The Session object provides dictionary-style access to a set of name/value pairs that represents the User’s data for that session. Session state is often used to maintain things such as the user’s name, the user’s ID, a shopping cart, or various other elements that are discarded when a given user is no longer accessing pages on the website.
The Application object is an instance of the System.Web.HttpApplicationState class. Like the Session object, it is also a name/value dictionary of data. However, this data is global to the entire application.
Finally, the Cache object is an instance of the System.Web.Caching.Cache class. It also stores global information, but it provides a much more scalable storage mechanism because ASP.NET can remove objects if server memory becomes scarce. Like the other state collections, it’s essentially a name/value collection of objects, but you can also set specialized expiration policies and dependencies for each item.

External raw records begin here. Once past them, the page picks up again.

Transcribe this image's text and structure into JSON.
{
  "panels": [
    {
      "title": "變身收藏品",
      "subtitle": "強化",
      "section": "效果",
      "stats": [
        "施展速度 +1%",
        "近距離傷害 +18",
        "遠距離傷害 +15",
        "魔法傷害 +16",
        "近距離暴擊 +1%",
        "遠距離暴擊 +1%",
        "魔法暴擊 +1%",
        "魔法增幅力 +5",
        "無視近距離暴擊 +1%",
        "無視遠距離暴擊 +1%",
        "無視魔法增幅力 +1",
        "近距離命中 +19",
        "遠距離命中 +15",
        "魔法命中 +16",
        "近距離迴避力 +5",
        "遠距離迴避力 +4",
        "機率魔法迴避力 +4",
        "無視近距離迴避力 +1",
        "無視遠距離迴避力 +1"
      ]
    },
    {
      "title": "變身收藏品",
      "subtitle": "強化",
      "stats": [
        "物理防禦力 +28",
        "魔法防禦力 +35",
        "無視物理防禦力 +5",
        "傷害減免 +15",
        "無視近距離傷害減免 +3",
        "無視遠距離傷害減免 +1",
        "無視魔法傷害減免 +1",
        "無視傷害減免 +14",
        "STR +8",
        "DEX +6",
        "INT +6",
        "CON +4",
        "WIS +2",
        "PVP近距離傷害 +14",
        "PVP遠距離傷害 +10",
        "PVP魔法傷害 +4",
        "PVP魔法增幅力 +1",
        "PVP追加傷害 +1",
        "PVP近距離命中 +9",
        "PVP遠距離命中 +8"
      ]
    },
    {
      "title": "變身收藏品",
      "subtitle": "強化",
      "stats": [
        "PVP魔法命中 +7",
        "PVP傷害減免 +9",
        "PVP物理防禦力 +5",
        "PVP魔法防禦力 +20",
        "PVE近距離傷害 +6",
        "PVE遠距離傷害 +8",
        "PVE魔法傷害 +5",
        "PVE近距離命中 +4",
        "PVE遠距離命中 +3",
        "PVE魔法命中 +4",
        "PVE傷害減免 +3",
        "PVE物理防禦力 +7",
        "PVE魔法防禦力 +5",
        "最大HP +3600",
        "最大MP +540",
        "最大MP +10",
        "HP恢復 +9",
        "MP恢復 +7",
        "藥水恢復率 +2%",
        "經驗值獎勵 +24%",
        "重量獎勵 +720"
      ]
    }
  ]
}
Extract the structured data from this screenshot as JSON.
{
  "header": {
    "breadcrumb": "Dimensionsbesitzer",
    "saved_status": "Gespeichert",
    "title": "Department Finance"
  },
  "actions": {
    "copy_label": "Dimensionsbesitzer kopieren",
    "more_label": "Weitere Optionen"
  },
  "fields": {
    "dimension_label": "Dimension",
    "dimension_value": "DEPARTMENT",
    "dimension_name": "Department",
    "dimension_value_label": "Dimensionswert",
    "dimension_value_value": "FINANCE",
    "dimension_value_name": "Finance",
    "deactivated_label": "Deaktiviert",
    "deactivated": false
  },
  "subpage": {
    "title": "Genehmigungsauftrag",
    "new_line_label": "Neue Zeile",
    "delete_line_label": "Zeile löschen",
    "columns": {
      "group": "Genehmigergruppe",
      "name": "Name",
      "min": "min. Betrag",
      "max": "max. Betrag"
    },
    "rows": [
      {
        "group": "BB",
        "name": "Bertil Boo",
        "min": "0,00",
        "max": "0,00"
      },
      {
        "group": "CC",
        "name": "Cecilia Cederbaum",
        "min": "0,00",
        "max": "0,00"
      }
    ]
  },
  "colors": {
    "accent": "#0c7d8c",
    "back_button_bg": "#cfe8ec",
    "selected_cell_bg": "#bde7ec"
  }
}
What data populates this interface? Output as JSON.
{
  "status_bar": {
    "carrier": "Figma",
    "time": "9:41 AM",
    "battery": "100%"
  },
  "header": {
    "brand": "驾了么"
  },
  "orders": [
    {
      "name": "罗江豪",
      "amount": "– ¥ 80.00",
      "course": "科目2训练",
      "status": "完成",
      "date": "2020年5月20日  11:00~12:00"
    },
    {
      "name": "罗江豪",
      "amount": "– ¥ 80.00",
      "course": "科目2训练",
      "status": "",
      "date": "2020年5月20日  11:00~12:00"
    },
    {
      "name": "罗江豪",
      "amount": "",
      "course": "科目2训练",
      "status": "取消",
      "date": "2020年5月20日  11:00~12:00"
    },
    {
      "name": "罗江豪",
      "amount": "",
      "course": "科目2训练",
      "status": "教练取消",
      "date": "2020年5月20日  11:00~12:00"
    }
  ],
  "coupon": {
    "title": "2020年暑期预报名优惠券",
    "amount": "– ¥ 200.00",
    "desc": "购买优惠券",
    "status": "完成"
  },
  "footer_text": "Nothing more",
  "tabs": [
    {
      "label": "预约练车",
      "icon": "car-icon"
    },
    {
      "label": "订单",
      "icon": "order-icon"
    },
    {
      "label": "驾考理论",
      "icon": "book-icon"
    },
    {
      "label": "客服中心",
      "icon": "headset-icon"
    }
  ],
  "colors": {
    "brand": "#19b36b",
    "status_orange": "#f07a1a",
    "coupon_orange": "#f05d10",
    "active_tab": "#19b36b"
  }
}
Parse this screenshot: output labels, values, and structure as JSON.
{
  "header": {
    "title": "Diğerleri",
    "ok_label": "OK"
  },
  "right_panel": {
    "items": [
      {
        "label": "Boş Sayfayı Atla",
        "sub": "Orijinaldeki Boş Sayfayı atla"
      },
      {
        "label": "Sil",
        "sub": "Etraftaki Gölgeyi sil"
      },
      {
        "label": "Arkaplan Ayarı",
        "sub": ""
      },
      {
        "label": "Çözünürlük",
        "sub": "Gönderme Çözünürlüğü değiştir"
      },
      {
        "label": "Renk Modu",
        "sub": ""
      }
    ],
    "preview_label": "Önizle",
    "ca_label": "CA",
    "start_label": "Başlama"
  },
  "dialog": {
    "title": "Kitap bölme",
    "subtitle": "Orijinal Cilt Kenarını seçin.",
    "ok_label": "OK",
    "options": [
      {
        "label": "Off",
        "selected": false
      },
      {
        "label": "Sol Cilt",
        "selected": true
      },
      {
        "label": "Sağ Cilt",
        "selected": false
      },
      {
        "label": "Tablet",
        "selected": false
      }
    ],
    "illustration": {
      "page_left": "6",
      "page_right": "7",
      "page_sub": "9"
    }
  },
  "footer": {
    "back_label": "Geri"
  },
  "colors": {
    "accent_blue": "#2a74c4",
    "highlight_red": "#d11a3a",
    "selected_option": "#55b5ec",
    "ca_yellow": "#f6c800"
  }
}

Deciding how to implement state management is one of the key challenges of programming a web application.
Request
The Request object is an instance of the System.Web.HttpRequest class. This object represents the values and properties of the HTTP request that caused your page to be loaded. It contains all the URL parameters and all other information sent by a client. Much of the information provided by the Request object is wrapped by higher-level abstractions (such as the ASP.NET web control model), so it isn’t nearly as important as it was in classic ASP. However, you might still use the Request object to find out what browser the client is using or to set and examine cookies.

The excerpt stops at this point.